Für die Warnung der Bevölkerung, die einmal im Jahr bundesweit getestet wird, gibt es mehrere Kanäle. Die Warnung kommt über den Mobilfunkservice Cell Broadcast auf dem Handy an, wird über Warn-Apps wie Nina oder Katwarn versendet, über Medien und Anzeigetafeln verbreitet. Vielerorts schrillen zudem Sirenen.
Umdenken wegen Ukraine-Krieg und Ahrtal-Katastrophe
Nach dem Ende des Kalten Krieges hielten viele Sirenen für überflüssig. Das hat sich geändert. Der Bund, der für den Bevölkerungsschutz im Kriegs- und Spannungsfall Verantwortung trägt, hat unter der letzten Regierung von Kanzlerin Angela Merkel (CDU) ein Förderprogramm aufgelegt. Auch die Länder, zuständig für Katastrophenschutz, beteiligen sich am Ausbau des Sirenennetzes. Es wird darauf geachtet, dass die Sirenen mit Technik ausgestattet sind, die das direkte Ansteuern über das Modulare Warnsystem (Mowas) erlaubt. Zudem sollen sie auch ohne Strom eine gewisse Zeit funktionieren.
Bekannte Software-Schwachstelle ausgenutzt?
Zumindest in Halle könnte der Angreifer eine zuvor bekannte Schwachstelle in der Sirenensteuerung ausgenutzt haben. «Insgesamt gilt, dass Sicherheitshinweise von Anbietern von Steuerungs- und Alarmierungssoftware für Sirenen ernst genommen und umgesetzt werden», sagt Zieschang. Auch sollten Sirenensysteme vom Internet getrennt betrieben werden, um Sicherheitsrisiken zu minimieren.

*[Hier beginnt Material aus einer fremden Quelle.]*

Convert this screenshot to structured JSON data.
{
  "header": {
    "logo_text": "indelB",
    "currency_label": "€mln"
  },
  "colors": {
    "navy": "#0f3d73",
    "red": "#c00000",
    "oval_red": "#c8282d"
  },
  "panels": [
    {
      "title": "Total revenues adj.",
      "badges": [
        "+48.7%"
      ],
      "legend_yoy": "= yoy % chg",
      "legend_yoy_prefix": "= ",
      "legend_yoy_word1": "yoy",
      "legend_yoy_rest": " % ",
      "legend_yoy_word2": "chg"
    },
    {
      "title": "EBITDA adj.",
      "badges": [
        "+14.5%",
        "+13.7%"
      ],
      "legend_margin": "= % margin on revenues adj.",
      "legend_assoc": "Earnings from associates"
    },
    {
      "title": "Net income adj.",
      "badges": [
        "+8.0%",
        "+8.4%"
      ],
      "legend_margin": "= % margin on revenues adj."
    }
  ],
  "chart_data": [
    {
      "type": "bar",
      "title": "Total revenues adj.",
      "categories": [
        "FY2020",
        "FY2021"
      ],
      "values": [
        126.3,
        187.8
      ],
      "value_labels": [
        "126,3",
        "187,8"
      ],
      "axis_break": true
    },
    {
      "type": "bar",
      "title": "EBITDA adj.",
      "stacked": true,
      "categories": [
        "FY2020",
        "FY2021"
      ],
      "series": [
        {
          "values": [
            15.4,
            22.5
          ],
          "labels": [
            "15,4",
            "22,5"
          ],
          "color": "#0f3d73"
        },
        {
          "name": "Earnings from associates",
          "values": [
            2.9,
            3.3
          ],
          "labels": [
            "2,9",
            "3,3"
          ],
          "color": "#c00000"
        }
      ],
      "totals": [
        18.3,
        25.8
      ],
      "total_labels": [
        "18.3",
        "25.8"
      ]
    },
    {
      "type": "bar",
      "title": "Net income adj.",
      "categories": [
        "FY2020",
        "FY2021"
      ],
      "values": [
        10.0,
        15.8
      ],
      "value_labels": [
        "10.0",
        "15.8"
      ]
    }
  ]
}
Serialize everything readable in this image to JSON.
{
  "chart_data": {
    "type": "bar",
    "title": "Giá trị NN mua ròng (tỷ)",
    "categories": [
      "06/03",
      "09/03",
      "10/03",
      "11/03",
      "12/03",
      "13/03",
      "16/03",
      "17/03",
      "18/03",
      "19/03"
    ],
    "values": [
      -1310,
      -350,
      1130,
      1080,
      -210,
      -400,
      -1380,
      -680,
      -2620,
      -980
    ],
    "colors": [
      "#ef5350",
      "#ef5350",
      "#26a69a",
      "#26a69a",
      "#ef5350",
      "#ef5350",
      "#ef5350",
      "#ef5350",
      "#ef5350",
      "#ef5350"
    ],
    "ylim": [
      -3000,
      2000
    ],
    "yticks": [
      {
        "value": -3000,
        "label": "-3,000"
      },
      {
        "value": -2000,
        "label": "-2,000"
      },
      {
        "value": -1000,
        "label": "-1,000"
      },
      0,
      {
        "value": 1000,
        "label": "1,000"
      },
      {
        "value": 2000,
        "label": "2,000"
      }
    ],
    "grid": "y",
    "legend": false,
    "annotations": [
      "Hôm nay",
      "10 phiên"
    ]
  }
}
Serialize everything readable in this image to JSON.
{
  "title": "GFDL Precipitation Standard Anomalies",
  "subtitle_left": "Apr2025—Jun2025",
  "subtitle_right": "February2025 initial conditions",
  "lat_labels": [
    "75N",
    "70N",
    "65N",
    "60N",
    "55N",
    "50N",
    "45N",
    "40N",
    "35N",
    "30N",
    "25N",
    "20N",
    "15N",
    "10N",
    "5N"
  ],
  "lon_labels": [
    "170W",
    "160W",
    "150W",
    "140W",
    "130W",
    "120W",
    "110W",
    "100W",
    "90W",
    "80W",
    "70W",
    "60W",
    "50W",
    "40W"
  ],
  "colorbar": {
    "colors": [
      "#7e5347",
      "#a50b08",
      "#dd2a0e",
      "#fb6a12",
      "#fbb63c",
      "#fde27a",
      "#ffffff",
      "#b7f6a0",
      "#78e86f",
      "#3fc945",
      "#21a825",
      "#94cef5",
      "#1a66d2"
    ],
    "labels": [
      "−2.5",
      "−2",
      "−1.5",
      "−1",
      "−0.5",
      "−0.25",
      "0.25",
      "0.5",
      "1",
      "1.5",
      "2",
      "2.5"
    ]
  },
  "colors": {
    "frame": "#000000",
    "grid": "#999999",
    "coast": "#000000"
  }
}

Sirenen fallen nicht unter BSI-Gesetz
Eine Registrierungspflicht für Sirenenbetreiber sieht das BSI-Gesetz, das die Aufgaben des Bundesamtes für Sicherheit in der Informationstechnik (BSI) regelt – anders als etwa für Betreiber von Wasserversorgungsanlagen oder Anbieter von Cloud-Computing-Diensten – nicht vor. Daran hat auch die Umsetzung der NIS-2-Richtlinie der Europäischen Union, für Cybersicherheit in deutsches Recht nichts geändert.
Die neuen Regeln zum Schutz vor Cyberangriffen und technischen Ausfällen gelten seit dem 6. Dezember und sorgen dafür, dass jetzt viel mehr Betreiber von Einrichtungen, die für das Gemeinwesen wichtig sind, als zuvor bestimmte Vorgaben erfüllen müssen: Von der Registrierungspflicht über das Risikomanagement bis hin zur Pflicht Vorfälle zu melden. Nach Angaben des BSI sind (Stand 13. Februar) 4.315 Einrichtungen im Portal der Behörde registriert; 55 Meldungen erheblicher Sicherheitsvorfälle gingen dort ein.
Keine kritische Infrastruktur?
Auch in den Anwendungsbereich des kürzlich verabschiedeten Kritis-Dachgesetzes, das Regeln zum physischen Schutz wichtiger Infrastruktur – etwa durch Zäune oder Wachdienst – vorgibt, fallen die Sirenen nicht. «Unabhängig davon gilt, dass das Bundeswarnsystem bereits jetzt höchsten Sicherheitsvorkehrungen unterliegt», sagt ein Sprecher des Bundesinnenministeriums. Auf Grundlage der aktuellen Erfahrungen prüfe das BBK dennoch «wie die Übertragungswege noch sicherer gestaltet werden können».